Dans un arrêt qui reçoit les honneurs de la publication au bulletin, la Chambre commerciale de la Cour de cassation a tranché : même le liquidateur judiciaire doit appliquer la clause d’agrément d’un bail commercial.


Source : Cour de cassation, civile, Chambre commerciale, 19 avril 2023, 21-20.655, Publié au bulletin.

A l’origine de ce contentieux, une SCI consent un bail commercial à une société, qui se retrouve peu après, placée en redressement judiciaire, transformé ensuite en liquidation judiciaire.

La clause d’agrément doit être respectée par le liquidateur judiciaire, lors de la cession d’un bail commercial, peu importe les circonstances : que la cession soit isolée (bail seulement) ou incluse dans la cession globale du fonds de commerce.

Quelques semaines plus tard, la bailleresse réagit à ces procédures collectives. Elle :

  • délivre au liquidateur judiciaire précédemment nommé, un commandement de payer les loyers postérieurs au jugement d’ouverture,
  • et sollicite par requête, résiliation du bail.

Dès le lendemain, et au visa de l’article L642-19 du Code de commerce, le liquidateur judiciaire saisit le juge commissaire aux fins de faire autoriser la cession de gré à gré du fonds de commerce, lequel inclus obligatoirement le bail commercial.

L’ordonnance rendue par le juge commissaire, en dépit de l’opposition formulée par la bailleresse, autorise ladite cession au profit d’une troisième société. La bailleresse interjette appel.

Les juges du fond ont considéré, pour confirmer l’ordonnance rendue par leur confrère, que la clause d’agrément incluse dans le bail commercial « pour toute cession de bail » ne s’appliquait pas en cas de cession du fonds de commerce. La bailleresse se pourvoit en cassation.

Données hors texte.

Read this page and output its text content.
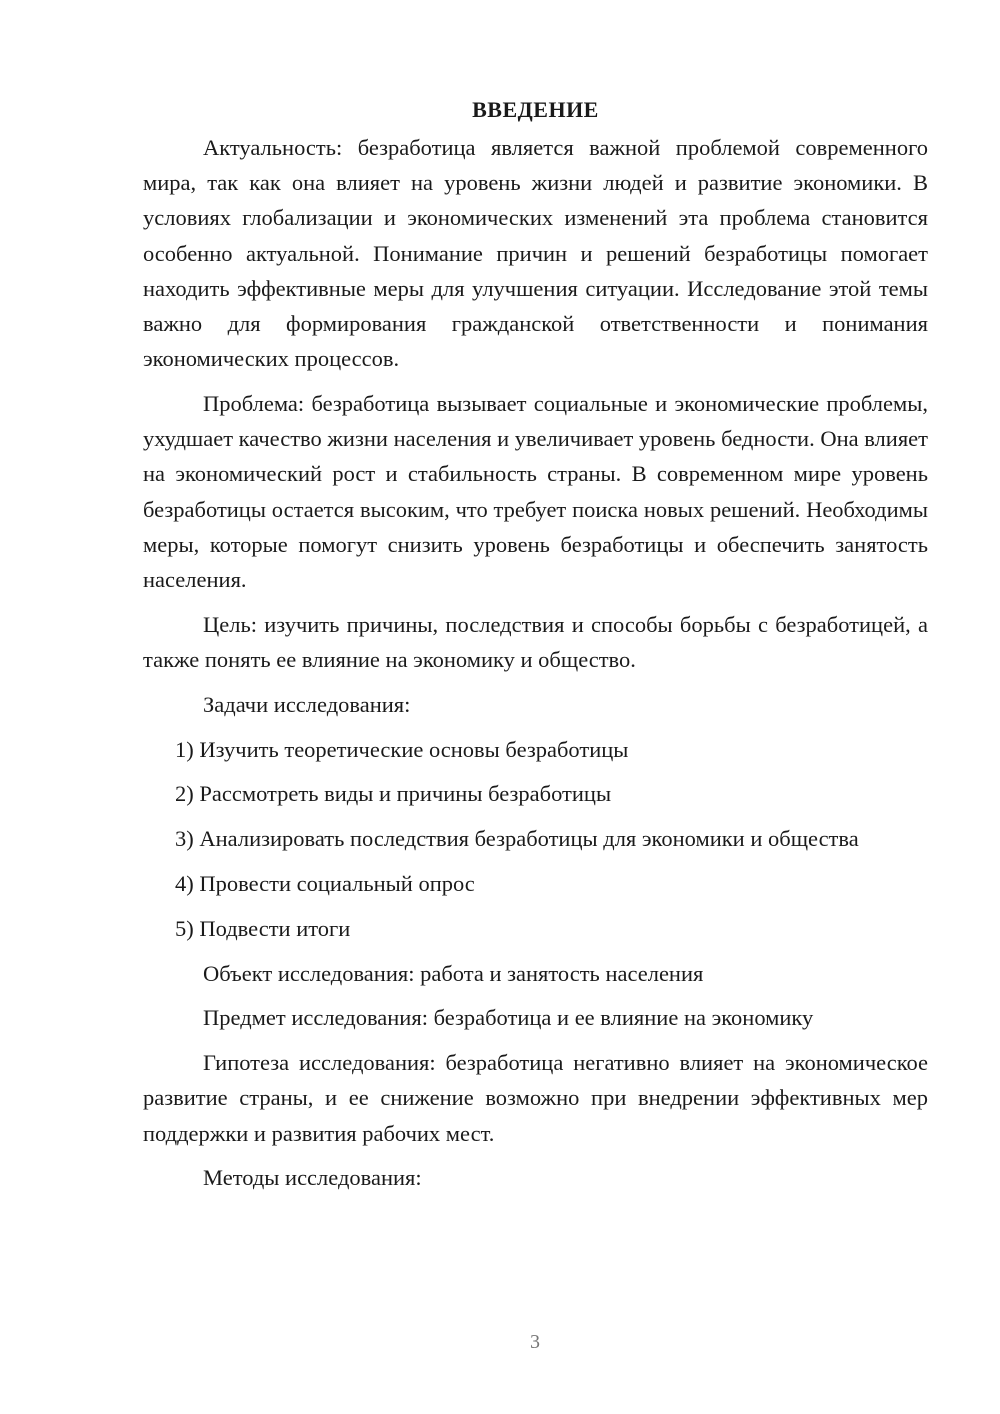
ВВЕДЕНИЕ

Актуальность: безработица является важной проблемой современного мира, так как она влияет на уровень жизни людей и развитие экономики. В условиях глобализации и экономических изменений эта проблема становится особенно актуальной. Понимание причин и решений безработицы помогает находить эффективные меры для улучшения ситуации. Исследование этой темы важно для формирования гражданской ответственности и понимания экономических процессов.

Проблема: безработица вызывает социальные и экономические проблемы, ухудшает качество жизни населения и увеличивает уровень бедности. Она влияет на экономический рост и стабильность страны. В современном мире уровень безработицы остается высоким, что требует поиска новых решений. Необходимы меры, которые помогут снизить уровень безработицы и обеспечить занятость населения.

Цель: изучить причины, последствия и способы борьбы с безработицей, а также понять ее влияние на экономику и общество.

Задачи исследования:

1) Изучить теоретические основы безработицы

2) Рассмотреть виды и причины безработицы

3) Анализировать последствия безработицы для экономики и общества

4) Провести социальный опрос

5) Подвести итоги

Объект исследования: работа и занятость населения

Предмет исследования: безработица и ее влияние на экономику

Гипотеза исследования: безработица негативно влияет на экономическое развитие страны, и ее снижение возможно при внедрении эффективных мер поддержки и развития рабочих мест.

Методы исследования:

3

Les juges du Quai de l’Horloge censurent leurs collègues du fonds en ces termes :

« 11. Il résulte (…) qu’en cas de liquidation judiciaire, la cession du droit au bail, seule ou même incluse dans celle du fonds de commerce, autorisée par le juge-commissaire, se fait aux conditions prévues par le contrat à la date du jugement d’ouverture, à l’exception de la clause imposant au cédant des obligations solidaires avec le cessionnaire. En conséquence, le bailleur est fondé à se prévaloir de la clause du bail prévoyant l’agrément du cessionnaire par le bailleur ».

Toutes les clauses du bail commercial doivent donc s’appliquer, à une seule exception, celle relative à la solidarité du cédant avec le cessionnaire.

En conséquence, lorsque le liquidateur désigné envisage une cession du fonds de commerce au cours de la procédure collective, il est tenu de se conformer aux clauses du bail commercial, et notamment à celle prévoyant l’agrément du cessionnaire par le bailleur, lequel conserve donc toute sa place même en cas de liquidation judiciaire.